Selection of stromally enriched samples

In order to identify stromally enriched GSE46691 samples, we computed ssGSEA scores of the genes found to be significantly different with negative logFC in T-sT comparison (~ 3000 genes) in our LCM data using all measured genes as reference set. The scores computed on this set of genes had high correlations 0.34 and 0.82 with 1-Tumor Cellularity values inferred by pathologist and RNA-Seq-based computational estimates in TCGA data. Stromally enriched samples were defined as those having score above the median of the distribution of the score across all samples.

Immunohistochemistry

Immunohistochemical staining of ALCAM and SULF1 was performed on 4 µm sections using the Bond Refine Detection System on the Leica Bond Rx automated immunostainer. The sections were automatically deparaffinized, antigen retrieval was done with Citrate buffer (pH 6.0) and processed for 20 min. The slides were incubated with the antibody against ALCAM (Rb polyclonal, HPA010926, Sigma-Aldrich) and SULF1 (Rabbit polyclonal, HPA054728, Sigma-Aldrich) at dilution of 1:200 for 60 min, respectively. Normal stomach tissue was used as positive controls for ALCAM, and smooth muscle tissue was used as positive controls for SULF1, respectively. Smooth muscle and liver were used for negative/weak control for ALCAM and SULF1, respectively. Omission of the primary antibody was utilized as a blank control.

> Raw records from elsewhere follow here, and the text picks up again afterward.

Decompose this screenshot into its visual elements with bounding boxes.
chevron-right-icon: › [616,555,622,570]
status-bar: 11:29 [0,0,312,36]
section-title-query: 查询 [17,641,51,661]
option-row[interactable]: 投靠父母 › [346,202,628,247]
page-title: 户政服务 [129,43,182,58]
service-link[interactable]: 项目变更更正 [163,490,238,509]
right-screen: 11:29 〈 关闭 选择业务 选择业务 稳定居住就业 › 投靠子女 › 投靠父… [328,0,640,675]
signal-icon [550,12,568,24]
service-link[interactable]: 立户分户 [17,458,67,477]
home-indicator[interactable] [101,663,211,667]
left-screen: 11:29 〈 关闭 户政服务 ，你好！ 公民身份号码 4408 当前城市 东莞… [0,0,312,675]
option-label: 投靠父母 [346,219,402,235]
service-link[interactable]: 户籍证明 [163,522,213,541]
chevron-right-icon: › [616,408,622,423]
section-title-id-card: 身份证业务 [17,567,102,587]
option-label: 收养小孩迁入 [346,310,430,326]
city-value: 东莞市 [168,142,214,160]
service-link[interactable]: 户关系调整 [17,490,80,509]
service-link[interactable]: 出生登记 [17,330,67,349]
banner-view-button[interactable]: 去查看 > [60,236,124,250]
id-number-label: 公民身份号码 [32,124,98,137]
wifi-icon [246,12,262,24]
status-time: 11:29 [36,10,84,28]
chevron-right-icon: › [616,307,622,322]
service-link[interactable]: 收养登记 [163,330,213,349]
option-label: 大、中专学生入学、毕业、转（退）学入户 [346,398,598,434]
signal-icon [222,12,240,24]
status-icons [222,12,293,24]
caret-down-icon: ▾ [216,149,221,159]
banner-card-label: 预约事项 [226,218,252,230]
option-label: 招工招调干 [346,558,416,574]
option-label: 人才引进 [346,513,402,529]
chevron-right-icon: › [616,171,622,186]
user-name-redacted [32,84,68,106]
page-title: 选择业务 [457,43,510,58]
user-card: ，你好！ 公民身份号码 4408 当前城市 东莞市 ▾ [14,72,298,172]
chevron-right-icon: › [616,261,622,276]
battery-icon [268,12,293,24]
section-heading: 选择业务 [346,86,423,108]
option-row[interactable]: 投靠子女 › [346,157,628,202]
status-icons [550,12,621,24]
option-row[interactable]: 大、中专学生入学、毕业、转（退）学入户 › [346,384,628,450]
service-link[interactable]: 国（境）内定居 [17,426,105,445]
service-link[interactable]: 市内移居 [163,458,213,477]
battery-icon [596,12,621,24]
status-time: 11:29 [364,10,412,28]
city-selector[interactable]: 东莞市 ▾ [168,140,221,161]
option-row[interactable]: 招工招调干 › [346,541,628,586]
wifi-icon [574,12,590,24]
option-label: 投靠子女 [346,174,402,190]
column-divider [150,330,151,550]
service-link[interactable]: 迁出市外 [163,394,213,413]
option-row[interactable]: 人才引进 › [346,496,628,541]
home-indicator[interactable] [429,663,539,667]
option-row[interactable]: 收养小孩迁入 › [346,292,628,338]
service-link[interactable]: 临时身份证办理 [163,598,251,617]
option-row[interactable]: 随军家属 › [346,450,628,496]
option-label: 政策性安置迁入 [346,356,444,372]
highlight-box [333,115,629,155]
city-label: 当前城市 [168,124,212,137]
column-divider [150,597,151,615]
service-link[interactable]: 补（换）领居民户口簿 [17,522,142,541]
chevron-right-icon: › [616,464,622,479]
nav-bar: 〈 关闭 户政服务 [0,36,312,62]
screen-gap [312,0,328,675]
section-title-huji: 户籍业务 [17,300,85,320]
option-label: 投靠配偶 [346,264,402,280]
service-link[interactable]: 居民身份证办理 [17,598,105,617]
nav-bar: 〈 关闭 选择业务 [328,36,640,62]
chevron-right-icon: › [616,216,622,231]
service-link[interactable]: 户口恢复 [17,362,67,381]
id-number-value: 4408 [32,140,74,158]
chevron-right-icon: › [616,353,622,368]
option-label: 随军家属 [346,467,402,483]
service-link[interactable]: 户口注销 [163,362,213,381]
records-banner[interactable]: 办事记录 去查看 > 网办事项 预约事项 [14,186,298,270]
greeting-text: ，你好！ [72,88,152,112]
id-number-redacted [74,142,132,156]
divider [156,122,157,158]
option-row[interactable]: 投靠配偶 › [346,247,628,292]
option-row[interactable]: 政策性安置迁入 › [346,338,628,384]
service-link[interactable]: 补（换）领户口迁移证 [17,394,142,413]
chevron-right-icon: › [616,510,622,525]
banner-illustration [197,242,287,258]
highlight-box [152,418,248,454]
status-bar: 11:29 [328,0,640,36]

For double immunohistochemistry staining, 4 µm FFPE sections were prepared, after deparaffinization, and antigen retrieval sections were incubated with primary antibodies, anti-CD45 (Rb monoclonal, #13917, Cell Signal Technology) at dilution of 1:250 and CD163 (Ms mAb, NCL-L-CD163, Leica Biosystems) at dilution of 1:200 for 30 min. Followed with MACH2 Double stain 2 antibodies (Mouse-HRP + Rabbit-AP, MRCT525, Biocare) for 30 min at room temperature. With Vulcan Fast Red (FR805, Biocare) and Betazoid DAB (BDB2004, Biocare) as Chromogens, CD45 signal is red and CD163 signals as brown, and then counterstained with hematoxylin. Tonsil was used as positive controls for CD45, placenta was used as positive controls for CD163; and colon and skeletal muscle were used for negative/weak controls.

Data availability

LCM gene expression data generated and analyzed in this study was deposited to the Gene Expression Omnibus (GEO) with accession number GSE97284. Annotations for 333 TCGA prostate cancer samples were downloaded from cBioPortal (http://www.cbioportal.org/study?id=prad_tcga_pub#summary) and corresponding RSEM normalized gene expression values from FireHose portal (http://firebrowse.org/?cohort=PRAD&download_dialog=true). Mayo clinic cohort data were downloaded from GEO, accession number GSE46691. All other remaining data are available within the Article and Supplementary Files, or available from the authors upon request.